Protected Marine Areas at Risk from Dredging Muds

15 Nov 2010

Conferences, symposiums, chitchat and roundtables So far, Protected Marine Areas are large spaces in which everyone wants to protect what they hold most dearly, aka, their own interests, even when those are as murky as dredging muds. The road to bringing reason to the active minorities, who are often polluting the most, is still long.

La Rochelle is, in this regard, quite edifying. As part of the extension and deepening of the pleasure-boating port of Minimes – for the benefit of trimarans, catamarans and monohulls, 1 million m3 of radioactive sludge and other pollutants must be extracted from the access channel to the old port by October 2011, and these extractions will be scattered at sea around the Pertuis Charentais Natura 2000 site. This 456,000 hectare area is described as one of the most productive marine ecosystems within the French waters, and several endangered species such as sturgeon, shad, and porpoises reside there. It is also an important economic resource for the professional fishermen, who, thanks to diversified techniques, supply auction and regional markets. Oyster ponds on the islands of Ré and Marennes-Oléron are labeled as part of the Pertuis Charentais.

The impact study of the La Rochelle harbor extension was performed in 2005. It does not incorporate neither the lessons learned from Xynthia nor the claims that the introduction of two new sea walls in La Rochelle Bay will not change the increase of flooding risks in the event of strong ocean storms. The chemical and physicochemical analysis made before 2005 do not take into account the redistribution of contaminants in the Bay sediments after Xynthia. However, the study warns of the potential toxicity of the sludge created by the harbor extension process. The incoming flow would be about 40 tons of lead, 1 ton of Polycyclic Aromatic Hydrocarbons, 360 kg of cadmium and 120 kg of mercury. The nitrogen and phosphorus flows released into the sea would be respectively of 1,500 and 700 tons. The bacteriological quality is either bad or very bad, depending on the five samples taken and analyzed before 2005. Suspending the activity of the treatment plant in Port Neuf for several weeks after Xynthia has undoubtedly exacerbated the situation. These poisons will be released onto the Antioche site – between Ré and Oléron islands – which is far from being abyssal, for it is only 20-25 meters deep. At Robin des Bois’ request, additional radiological analyses were conducted between 2009 and 2010. The average thorium level in marine sediments on the French coast is 8 mg / kg. Three sediment cores in the area to be dredged had levels at or above 40 mg / kg, in inheritance of the Rhodia factory, formerly known as the Rhône Poulenc. No studies on the radiological impact on marine biodiversity have been performed.

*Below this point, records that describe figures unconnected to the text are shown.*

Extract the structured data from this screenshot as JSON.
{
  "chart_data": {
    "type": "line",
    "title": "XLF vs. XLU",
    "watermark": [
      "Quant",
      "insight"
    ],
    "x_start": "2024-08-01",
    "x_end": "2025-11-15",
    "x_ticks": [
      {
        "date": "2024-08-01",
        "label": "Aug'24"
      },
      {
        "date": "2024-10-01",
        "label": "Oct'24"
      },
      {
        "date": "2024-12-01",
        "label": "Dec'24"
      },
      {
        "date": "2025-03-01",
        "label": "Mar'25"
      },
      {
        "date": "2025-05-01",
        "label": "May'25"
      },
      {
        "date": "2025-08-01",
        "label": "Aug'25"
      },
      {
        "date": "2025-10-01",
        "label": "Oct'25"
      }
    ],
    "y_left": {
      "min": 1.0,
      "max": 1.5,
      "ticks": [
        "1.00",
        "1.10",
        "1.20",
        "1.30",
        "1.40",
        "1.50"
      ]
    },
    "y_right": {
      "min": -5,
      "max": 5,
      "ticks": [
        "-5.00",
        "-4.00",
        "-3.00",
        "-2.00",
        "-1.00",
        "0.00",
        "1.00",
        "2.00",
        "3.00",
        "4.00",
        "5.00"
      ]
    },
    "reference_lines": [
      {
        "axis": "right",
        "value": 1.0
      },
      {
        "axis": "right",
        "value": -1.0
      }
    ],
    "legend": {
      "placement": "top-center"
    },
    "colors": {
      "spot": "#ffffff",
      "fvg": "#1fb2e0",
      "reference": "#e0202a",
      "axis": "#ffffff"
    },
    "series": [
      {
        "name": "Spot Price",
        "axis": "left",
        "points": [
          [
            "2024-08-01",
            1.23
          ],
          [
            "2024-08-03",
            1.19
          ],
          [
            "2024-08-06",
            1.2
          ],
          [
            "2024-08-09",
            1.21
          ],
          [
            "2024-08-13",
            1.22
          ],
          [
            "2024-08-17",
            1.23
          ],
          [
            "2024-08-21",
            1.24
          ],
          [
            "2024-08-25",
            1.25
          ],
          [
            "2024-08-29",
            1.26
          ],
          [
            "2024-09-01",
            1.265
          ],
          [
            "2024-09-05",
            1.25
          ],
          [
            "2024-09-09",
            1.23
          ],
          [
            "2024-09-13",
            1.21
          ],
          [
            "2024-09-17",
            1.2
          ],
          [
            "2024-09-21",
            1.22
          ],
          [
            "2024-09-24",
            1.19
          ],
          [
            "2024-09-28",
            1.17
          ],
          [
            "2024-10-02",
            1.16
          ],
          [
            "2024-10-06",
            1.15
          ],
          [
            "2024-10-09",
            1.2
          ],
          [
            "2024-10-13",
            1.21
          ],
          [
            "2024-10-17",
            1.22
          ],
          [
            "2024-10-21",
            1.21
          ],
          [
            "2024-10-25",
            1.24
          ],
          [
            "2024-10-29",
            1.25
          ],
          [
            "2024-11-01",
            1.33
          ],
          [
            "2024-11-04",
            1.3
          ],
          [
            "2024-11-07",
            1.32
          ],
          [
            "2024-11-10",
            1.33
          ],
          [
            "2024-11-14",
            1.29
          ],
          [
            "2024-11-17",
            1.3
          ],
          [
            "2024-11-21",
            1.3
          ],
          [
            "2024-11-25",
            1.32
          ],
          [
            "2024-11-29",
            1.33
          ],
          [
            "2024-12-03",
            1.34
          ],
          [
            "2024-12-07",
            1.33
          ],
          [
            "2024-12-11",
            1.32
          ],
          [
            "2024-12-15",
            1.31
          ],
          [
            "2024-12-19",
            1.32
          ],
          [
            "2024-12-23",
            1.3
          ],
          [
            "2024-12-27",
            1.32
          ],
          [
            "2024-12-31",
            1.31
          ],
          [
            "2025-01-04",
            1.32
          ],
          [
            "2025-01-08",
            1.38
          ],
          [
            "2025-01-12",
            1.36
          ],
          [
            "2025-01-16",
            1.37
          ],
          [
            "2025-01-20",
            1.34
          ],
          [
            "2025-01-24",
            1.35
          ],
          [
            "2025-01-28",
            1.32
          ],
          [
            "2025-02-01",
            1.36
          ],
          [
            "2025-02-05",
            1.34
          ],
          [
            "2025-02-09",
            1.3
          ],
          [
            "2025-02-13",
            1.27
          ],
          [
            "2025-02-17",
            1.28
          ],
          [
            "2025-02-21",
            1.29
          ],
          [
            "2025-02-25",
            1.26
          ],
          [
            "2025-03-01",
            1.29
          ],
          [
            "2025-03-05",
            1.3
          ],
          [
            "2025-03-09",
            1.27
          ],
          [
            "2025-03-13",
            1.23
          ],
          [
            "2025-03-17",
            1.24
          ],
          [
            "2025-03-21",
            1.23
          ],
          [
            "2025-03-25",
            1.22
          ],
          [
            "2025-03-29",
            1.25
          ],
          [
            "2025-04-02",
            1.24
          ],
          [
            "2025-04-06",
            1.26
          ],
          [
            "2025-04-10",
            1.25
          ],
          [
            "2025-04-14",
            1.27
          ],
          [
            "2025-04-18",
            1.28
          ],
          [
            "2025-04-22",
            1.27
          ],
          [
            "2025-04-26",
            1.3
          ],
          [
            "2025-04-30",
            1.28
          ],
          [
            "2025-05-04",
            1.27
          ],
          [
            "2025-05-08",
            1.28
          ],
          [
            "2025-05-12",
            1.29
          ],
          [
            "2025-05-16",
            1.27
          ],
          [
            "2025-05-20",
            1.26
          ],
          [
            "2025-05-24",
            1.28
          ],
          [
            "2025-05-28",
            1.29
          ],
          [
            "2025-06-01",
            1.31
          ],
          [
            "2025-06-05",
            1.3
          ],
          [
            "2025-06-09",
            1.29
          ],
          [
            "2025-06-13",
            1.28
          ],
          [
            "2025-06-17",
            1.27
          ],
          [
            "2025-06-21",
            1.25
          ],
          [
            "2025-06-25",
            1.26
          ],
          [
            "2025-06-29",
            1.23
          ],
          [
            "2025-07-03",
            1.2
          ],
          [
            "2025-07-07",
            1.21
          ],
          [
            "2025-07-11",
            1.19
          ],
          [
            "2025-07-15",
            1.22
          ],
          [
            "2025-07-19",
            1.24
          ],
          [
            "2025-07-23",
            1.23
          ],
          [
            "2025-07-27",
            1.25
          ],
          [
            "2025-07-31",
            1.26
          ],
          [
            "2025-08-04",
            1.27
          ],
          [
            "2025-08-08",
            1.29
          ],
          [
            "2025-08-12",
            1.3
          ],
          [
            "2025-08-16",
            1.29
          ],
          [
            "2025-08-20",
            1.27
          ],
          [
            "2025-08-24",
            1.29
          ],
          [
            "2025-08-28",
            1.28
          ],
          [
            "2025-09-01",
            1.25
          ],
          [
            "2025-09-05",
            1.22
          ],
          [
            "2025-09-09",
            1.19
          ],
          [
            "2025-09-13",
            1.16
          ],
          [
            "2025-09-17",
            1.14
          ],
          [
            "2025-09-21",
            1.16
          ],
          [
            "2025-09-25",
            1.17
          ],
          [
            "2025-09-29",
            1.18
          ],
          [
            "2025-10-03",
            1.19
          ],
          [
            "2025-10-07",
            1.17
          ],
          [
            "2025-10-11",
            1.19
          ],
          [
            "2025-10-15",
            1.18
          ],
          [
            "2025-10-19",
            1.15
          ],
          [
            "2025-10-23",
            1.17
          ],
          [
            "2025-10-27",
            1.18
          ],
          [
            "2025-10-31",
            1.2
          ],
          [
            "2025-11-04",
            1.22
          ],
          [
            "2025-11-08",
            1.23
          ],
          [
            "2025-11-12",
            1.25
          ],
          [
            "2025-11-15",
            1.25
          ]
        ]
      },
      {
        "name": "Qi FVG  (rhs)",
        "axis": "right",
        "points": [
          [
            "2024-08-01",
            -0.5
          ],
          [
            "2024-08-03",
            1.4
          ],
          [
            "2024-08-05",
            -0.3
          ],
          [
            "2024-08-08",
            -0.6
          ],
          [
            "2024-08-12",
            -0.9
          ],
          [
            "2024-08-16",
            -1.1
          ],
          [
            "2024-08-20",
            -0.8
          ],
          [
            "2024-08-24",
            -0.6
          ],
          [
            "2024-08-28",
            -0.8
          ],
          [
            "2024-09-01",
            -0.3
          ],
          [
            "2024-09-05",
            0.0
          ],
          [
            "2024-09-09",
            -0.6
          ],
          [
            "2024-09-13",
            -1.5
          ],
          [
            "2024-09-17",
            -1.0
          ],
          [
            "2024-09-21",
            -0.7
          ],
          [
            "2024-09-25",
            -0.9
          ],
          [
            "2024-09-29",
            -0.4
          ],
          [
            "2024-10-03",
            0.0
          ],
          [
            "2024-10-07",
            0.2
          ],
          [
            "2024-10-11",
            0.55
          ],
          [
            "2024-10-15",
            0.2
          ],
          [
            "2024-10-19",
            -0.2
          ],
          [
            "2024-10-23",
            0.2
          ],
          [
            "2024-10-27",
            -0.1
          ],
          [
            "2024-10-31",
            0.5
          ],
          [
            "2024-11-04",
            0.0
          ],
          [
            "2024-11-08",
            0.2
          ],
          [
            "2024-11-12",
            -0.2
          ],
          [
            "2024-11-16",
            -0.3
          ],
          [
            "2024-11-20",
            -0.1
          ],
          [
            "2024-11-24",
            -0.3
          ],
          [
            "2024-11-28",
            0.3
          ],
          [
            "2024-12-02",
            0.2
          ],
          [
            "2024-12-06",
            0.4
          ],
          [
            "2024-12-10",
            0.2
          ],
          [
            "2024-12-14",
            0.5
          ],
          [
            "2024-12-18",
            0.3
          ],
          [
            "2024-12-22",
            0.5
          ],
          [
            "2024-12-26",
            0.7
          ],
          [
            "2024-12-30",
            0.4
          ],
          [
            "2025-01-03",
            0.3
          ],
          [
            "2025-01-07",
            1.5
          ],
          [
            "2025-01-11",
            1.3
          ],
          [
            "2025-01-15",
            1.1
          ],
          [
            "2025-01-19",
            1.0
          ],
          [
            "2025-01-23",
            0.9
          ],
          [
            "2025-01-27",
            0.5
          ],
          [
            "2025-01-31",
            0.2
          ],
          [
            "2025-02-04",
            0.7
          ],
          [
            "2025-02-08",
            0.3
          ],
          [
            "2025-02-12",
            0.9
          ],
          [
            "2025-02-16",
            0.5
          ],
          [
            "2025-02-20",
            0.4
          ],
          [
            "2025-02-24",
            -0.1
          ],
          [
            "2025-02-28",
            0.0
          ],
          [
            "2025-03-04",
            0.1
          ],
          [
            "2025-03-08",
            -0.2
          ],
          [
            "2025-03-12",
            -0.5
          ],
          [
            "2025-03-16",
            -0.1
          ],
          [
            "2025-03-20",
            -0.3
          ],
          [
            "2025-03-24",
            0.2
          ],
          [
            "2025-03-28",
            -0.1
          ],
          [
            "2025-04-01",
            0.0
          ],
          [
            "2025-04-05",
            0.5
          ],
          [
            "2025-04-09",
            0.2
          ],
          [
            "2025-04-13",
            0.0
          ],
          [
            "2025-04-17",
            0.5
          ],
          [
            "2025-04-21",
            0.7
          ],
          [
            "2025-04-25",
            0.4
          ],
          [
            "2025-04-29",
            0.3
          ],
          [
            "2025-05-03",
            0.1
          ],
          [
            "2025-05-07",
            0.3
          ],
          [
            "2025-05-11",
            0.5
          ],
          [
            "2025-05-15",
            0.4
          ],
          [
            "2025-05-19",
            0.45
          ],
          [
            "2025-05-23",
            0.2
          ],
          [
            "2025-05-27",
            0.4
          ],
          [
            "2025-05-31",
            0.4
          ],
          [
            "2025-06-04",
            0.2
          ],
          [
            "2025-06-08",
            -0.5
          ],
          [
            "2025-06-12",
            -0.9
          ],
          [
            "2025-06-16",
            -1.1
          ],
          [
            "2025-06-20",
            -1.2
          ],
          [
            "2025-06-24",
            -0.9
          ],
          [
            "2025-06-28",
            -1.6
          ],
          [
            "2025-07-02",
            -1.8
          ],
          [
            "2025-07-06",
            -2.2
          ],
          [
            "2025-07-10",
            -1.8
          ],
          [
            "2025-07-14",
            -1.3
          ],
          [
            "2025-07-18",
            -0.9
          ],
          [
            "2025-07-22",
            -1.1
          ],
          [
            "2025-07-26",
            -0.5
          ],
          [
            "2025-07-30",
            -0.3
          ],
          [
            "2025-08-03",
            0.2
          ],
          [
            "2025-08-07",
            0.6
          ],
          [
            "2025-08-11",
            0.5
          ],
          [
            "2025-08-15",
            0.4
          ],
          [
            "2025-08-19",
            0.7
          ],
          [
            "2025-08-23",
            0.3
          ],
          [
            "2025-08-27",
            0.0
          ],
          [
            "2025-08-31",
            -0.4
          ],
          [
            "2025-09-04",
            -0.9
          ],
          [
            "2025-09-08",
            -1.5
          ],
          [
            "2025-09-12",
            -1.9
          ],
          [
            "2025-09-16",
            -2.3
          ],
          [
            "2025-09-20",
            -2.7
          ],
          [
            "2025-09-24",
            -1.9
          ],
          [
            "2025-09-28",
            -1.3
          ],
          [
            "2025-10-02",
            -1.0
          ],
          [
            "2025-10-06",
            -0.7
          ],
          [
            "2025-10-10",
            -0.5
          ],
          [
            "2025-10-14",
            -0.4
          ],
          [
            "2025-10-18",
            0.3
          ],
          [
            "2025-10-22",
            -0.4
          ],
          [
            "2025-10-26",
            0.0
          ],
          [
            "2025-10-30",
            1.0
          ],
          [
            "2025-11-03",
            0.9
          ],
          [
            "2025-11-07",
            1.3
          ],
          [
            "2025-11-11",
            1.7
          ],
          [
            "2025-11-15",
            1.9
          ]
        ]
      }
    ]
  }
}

In conclusion, dumping dredging sludge in the Pertuis Charentais Natura 2000 site does not take into account the sanitary protection of marine biodiversity and fishing resources, nor does it with the shellfish health and public safety. It mocks the plan to fight green algae and sacrifices the ecological and economic balance of a vast mosaic of ecosystems in the sole interest of the nautical sector.

Robin des Bois believes this textbook case should be subject to new choices guided by the commitments of the Grenelle de la Mer and the teachings of Xynthia.